Beli olhou-os com medo nos olhos.
     --- Tranquila, senhora Belisandra … não tenha medo … não viemos fazer-le mal … --- ela continuava parada, olhando-os … --- necesitamos a sua ajuda.
     --- Então é melhor que entrem.
   Explicada a situação, Beli olhou-os … o que via era um grupo de homens com miedo … sem soluções …
    --- Porque recorrem a mim?
   --- Todos sabemos dos teus poderes … nem sempre te tratamos da melhor maneira … mas …
   --- Não é a mim que deveis recorrer … eu só sou a mão de um poder mais alto … deveis rezar … No altar da vossa igreja esta a imagem da senhora da Mesericordia … não é verdade?
   --- Sim, é a nossa santa padroeira.
   --- Pois rezai-lhe as vossas orações e amanhã, à mesma hora em que apareceram hoje esses animais, saí em procissão por toda a aldeia …
   Todos a olharam surpreendidos …
   Beli levantou-se, sinal que a reunião tinha terminado.




 

 

    A procissão foi preparada com todo o cuidado … todos colaboraram … as mulheres com as flores … os homens fazendo turnos para levar o andor da santa … as crianças com as velas …

     --- Preparem-se para abrir as portas.

   Batiam as duas no relógio da torre cuando a procissão começou a sair …

   Todos olhavam em volta … os animais, parados … pareciam tentar compreender o que passava.

    Então passou o impensavel.

   A procissão ia avançando … e sorpreendentemente os gafanhotos iam caindo mortos.

   Toda a tarde os fieis percorreram as ruas de Castelo Novo. Ao cair da noite … a aldeia estava limpa da praga.

   O padre João, ao voltar a imagem ao seu lugar habitual no altar mor falou com todos.

    --- Nossa Senhora da Misericordia livrou-nos de esta maldição. Para demonstrar-lhe a nossa gratidão, todos os anos neste mês de Setembro repetiremos esta procissão em seu louvor … e assim farão os vossos filhos … e os filhos dos vossos filhos …

 

 

 

 

 

     Com o cuidado habitual, Beli descia a vereda … era o dia de compras … era tambem a primeira vez que baixava à aldeia depois da “invasão”.

    Na primeira rua, a taberna do costume.

   À sua passagem sairam alguns homens, como siempre … mas em silencio tiraram o chapeu em sinal de respeito.

    Beli sorriu sorpreendida mas seguiu com o seu passo firme.

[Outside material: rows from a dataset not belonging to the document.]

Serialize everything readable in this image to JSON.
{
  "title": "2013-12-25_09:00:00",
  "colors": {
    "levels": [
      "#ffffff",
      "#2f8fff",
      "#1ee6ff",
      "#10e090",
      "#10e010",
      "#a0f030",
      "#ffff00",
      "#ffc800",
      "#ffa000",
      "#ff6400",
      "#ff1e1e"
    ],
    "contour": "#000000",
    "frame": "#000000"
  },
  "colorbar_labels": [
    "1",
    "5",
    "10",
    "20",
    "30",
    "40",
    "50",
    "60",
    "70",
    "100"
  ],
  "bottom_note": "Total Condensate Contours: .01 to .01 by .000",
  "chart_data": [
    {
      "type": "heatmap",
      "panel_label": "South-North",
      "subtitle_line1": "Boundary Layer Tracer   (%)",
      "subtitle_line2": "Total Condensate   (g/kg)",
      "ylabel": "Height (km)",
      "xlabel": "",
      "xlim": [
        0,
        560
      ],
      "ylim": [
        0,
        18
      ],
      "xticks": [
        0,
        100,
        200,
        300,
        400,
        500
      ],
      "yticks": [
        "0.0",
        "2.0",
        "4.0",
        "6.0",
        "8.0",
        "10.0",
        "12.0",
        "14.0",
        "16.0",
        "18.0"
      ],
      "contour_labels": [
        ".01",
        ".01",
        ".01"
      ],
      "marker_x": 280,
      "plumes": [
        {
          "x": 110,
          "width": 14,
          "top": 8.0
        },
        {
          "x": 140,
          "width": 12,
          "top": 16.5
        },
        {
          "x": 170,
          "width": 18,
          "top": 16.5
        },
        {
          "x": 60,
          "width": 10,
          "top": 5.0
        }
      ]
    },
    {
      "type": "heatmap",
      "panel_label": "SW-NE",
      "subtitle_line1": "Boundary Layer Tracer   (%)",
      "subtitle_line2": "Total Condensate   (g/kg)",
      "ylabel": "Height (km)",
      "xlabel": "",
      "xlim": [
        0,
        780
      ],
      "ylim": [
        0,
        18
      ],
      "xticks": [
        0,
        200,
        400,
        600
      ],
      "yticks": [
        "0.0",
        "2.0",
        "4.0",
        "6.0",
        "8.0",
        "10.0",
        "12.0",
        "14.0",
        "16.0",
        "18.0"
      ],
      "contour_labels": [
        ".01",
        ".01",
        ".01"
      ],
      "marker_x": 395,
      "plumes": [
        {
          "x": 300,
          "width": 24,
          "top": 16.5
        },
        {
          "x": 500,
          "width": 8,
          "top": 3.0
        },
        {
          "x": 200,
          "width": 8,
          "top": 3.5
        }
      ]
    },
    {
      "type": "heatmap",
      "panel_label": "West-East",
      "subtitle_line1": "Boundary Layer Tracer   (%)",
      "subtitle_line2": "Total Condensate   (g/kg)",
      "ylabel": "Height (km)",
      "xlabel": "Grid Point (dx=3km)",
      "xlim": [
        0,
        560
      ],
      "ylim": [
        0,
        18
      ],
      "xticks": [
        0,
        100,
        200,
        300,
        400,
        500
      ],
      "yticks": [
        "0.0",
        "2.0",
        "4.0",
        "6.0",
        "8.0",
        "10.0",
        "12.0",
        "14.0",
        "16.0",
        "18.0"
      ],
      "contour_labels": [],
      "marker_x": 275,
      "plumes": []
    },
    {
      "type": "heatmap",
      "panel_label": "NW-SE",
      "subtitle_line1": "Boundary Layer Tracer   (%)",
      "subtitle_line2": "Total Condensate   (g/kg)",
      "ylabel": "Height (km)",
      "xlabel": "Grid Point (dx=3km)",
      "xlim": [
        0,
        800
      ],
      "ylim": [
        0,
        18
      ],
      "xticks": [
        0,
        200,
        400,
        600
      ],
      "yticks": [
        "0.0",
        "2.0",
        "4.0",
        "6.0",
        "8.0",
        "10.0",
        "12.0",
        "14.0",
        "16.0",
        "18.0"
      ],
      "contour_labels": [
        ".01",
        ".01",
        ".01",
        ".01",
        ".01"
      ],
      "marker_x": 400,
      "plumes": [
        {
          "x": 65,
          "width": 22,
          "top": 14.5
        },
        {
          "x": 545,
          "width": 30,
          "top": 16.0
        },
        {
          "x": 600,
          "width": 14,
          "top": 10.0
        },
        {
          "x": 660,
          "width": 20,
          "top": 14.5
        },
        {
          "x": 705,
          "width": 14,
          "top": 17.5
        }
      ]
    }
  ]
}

   Algumas mulheres cruzaram-se com ela …

   --- Bons dias Belisandra.

   --- Bons dias, senhoras.

  As coisas estavam, realmente, diferentes. 

 

 

 

 

 

    Esta história é conhecida por quase todos os que nasceram em Castelo Novo.

      Alguns leitores, os mais atentos, se darão conta de que é a segunda historia que escrevo que descreve uma praga de gafanhotos. Isso só vem certificar que tal “invasão” existiu e que abrangeu uma vasta zona da beira interior.

     Castelo Novo é uma aldeia muito bonita e bem cuidada, situada na encosta oriental da serra da Gardunha, a cerca de 650 metros de altitude.

      O seu passado estende-se até aos tempos do romanos.

     As ruas, traçadas segundo as curvas de nível, revelam antigos solares, paredes-meias com casas populares em pedra, pequenas varandas de madeira e restos de calçada romana.

     Alguns locais säo de visita obrigatória como a Casa da Câmara, Cadeia e Pelourinho, o Chafariz da Bica, a Igreja da Misericórdia e o castelo.

     À saída da aldeia, numa pequena elevação, fica o Cabeço da Forca, zona de execução de condenados, marcada por duas caveiras esculpidas na rocha.

      No seculo XVII encontramos a aldeia de Castelo Novo como sede de concelho.

   O concelho de Castelo Novo era constituído pelas freguesias de Lardosa, Castelo Novo, Orca, Póvoa de Atalaia, Soalheira e Zebras.

   Em 1835, o concelho foi extinto e anexado ao de Alpedrinha, passando com este e seu termo, a fazer parte integrante do concelho do Fundão, a partir de 24 de Outubro de 1855.